Authorities across California focused Thursday on clearing roads and restoring power following heavy rain and winds that gusted to 101 miles per hour during the latest in a series of storms buffeting the state.
A disaster declaration from Gov. Gavin Newsom remained in effect as the state Office of Emergency Services expanded deployment teams up and down the state — mostly near hills scarred by recent wildfires — in case of dangerous debris flows.
The storms are bringing badly needed rain to a state experiencing historic drought conditions but also testing disaster response and the vast network of dams, levees and canals that provide water to the state and protect it from potentially catastrophic flooding.
At least six deaths have been linked to the storm, including a 2-year-old boy who died Wednesday evening in Sonoma County after a tree fell on a mobile home, said Sonoma County Sheriff’s Department Sgt. Juan Valencia. A 19-year-old woman died in the San Francisco Bay-area city of Fairfield after crashing into a utility pole, according to police.
The bodies of at least two people were found in or near vehicles that were caught in floodwaters when a New Year’s Eve storm closed a major highway in an agricultural area south of Sacramento.
Winds gusted to 50 to 60 mph in the Central Valley, with the strongest gusts hitting Marin County north of San Francisco, said Cynthia Palmer, a National Weather Service meteorologist.
The winds downed trees and knocked out power across large swaths of Northern California, and about 142,000 homes remained without power on Thursday, according to tracking site poweroutage.us.
Twenty-four-hour rainfall averages ranged from under 1 inch to more than 4 inches across the state, with Northern California counties receiving the most precipitation. Rains picked up in Southern California as well, prompting flood warnings.
Heavy rains are expected to continue into next week as multiple systems meteorologists call atmospheric rivers arrive. As long as the rains keep steady, risks of debris flows are relatively low, said Scott Rowe, an NWS lead meteorologist in Sacramento. The risks come from heavy and fast rainfalls that tend to come with thunderstorms, Rowe said.

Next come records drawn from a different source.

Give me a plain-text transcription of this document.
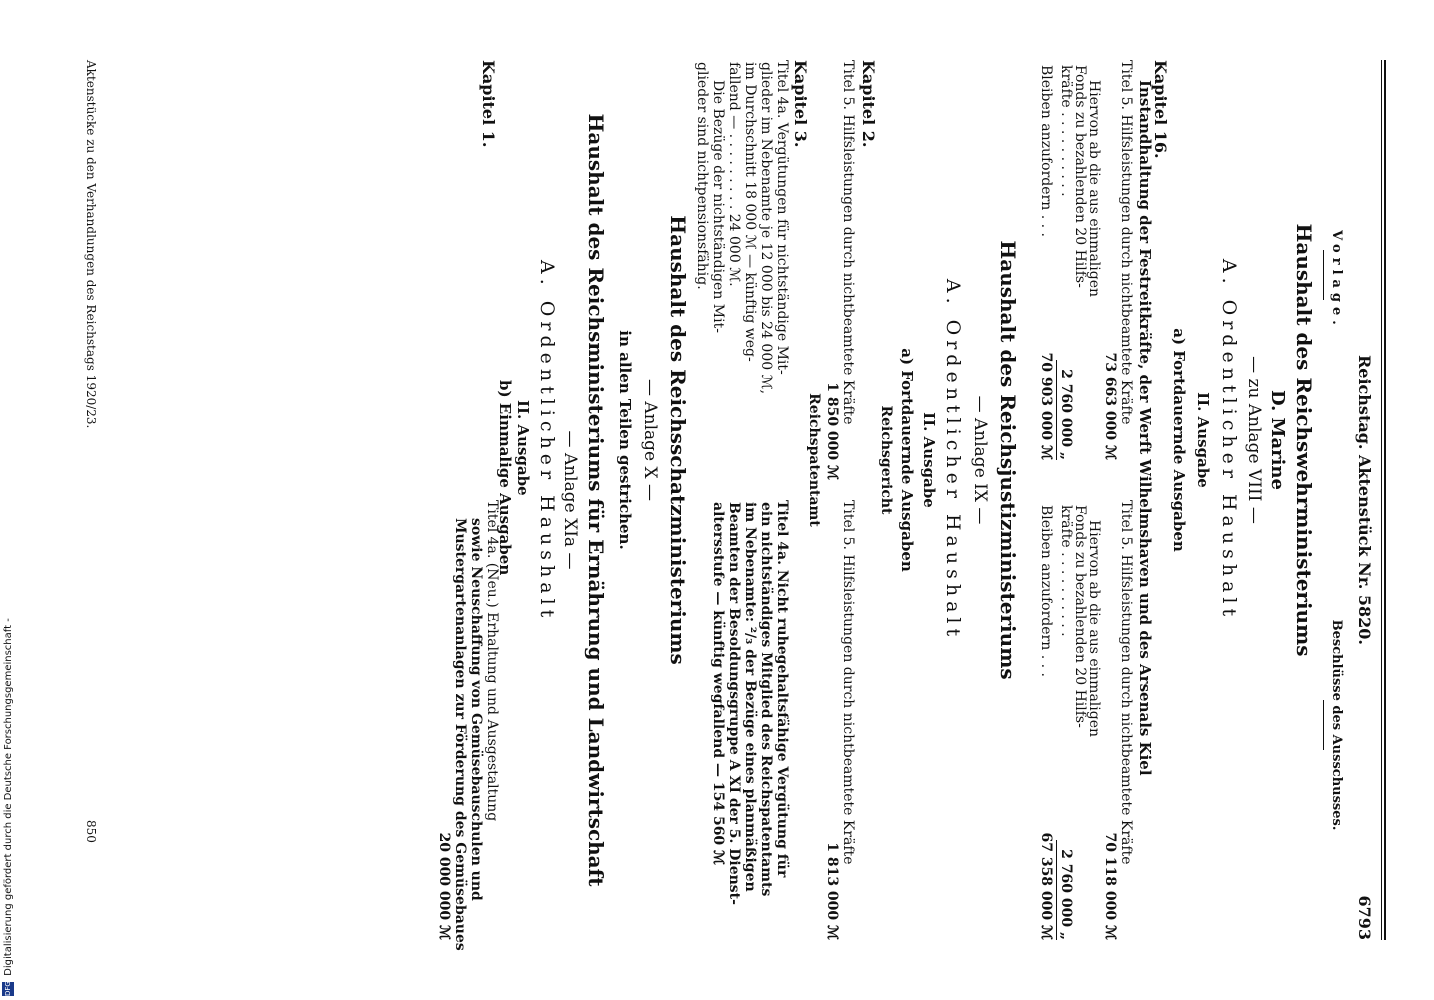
Reichstag. Aktenstück Nr. 5820.
6793
Vorlage.
Beschlüsse des Ausschusses.
Haushalt des Reichswehrministeriums
D. Marine
— zu Anlage VIII —
A. Ordentlicher Haushalt
II. Ausgabe
a) Fortdauernde Ausgaben
Kapitel 16.
Instandhaltung der Festreitkräfte, der Werft Wilhelmshaven und des Arsenals Kiel
Titel 5. Hilfsleistungen durch nichtbeamtete Kräfte
73 663 000 ℳ
Hiervon ab die aus einmaligen
Fonds zu bezahlenden 20 Hilfs-
kräfte . . . . . . . . . .
2 760 000 „
Bleiben anzufordern . . .
70 903 000 ℳ
Titel 5. Hilfsleistungen durch nichtbeamtete Kräfte
70 118 000 ℳ
Hiervon ab die aus einmaligen
Fonds zu bezahlenden 20 Hilfs-
kräfte . . . . . . . . . .
2 760 000 „
Bleiben anzufordern . . .
67 358 000 ℳ
Haushalt des Reichsjustizministeriums
— Anlage IX —
A. Ordentlicher Haushalt
II. Ausgabe
a) Fortdauernde Ausgaben
Reichsgericht
Kapitel 2.
Titel 5. Hilfsleistungen durch nichtbeamtete Kräfte
1 850 000 ℳ
Titel 5. Hilfsleistungen durch nichtbeamtete Kräfte
1 813 000 ℳ
Reichspatentamt
Kapitel 3.
Titel 4a. Vergütungen für nichtständige Mit-
glieder im Nebenamte je 12 000 bis 24 000 ℳ,
im Durchschnitt 18 000 ℳ — künftig weg-
fallend — . . . . . . . . . 24 000 ℳ.
Die Bezüge der nichtständigen Mit-
glieder sind nichtpensionsfähig.
Titel 4a. Nicht ruhegehaltsfähige Vergütung für
ein nichtständiges Mitglied des Reichspatentamts
im Nebenamte: ²/₃ der Bezüge eines planmäßigen
Beamten der Besoldungsgruppe A XI der 5. Dienst-
altersstufe — künftig wegfallend — 154 560 ℳ
Haushalt des Reichsschatzministeriums
— Anlage X —
in allen Teilen gestrichen.
Haushalt des Reichsministeriums für Ernährung und Landwirtschaft
— Anlage XIa —
A. Ordentlicher Haushalt
II. Ausgabe
b) Einmalige Ausgaben
Kapitel 1.
Titel 4a. (Neu.) Erhaltung und Ausgestaltung
sowie Neuschaffung von Gemüsebauschulen und
Mustergartenanlagen zur Förderung des Gemüsebaues
20 000 000 ℳ
Aktenstücke zu den Verhandlungen des Reichstags 1920/23.
850
DFG Digitalisierung gefördert durch die Deutsche Forschungsgemeinschaft -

Steady rains, ideally with some drying breaks in between, also will help refill the state’s low reservoirs and could ultimately ease the state’s deep drought situation.
But so far, they’re coming more quickly than that, Palmer said.
“Our grounds are saturated, we're not getting much if any drying between storms,” Palmer said. “Any rain that falls is going to run off. We are expecting additional potential for flooding across the area.”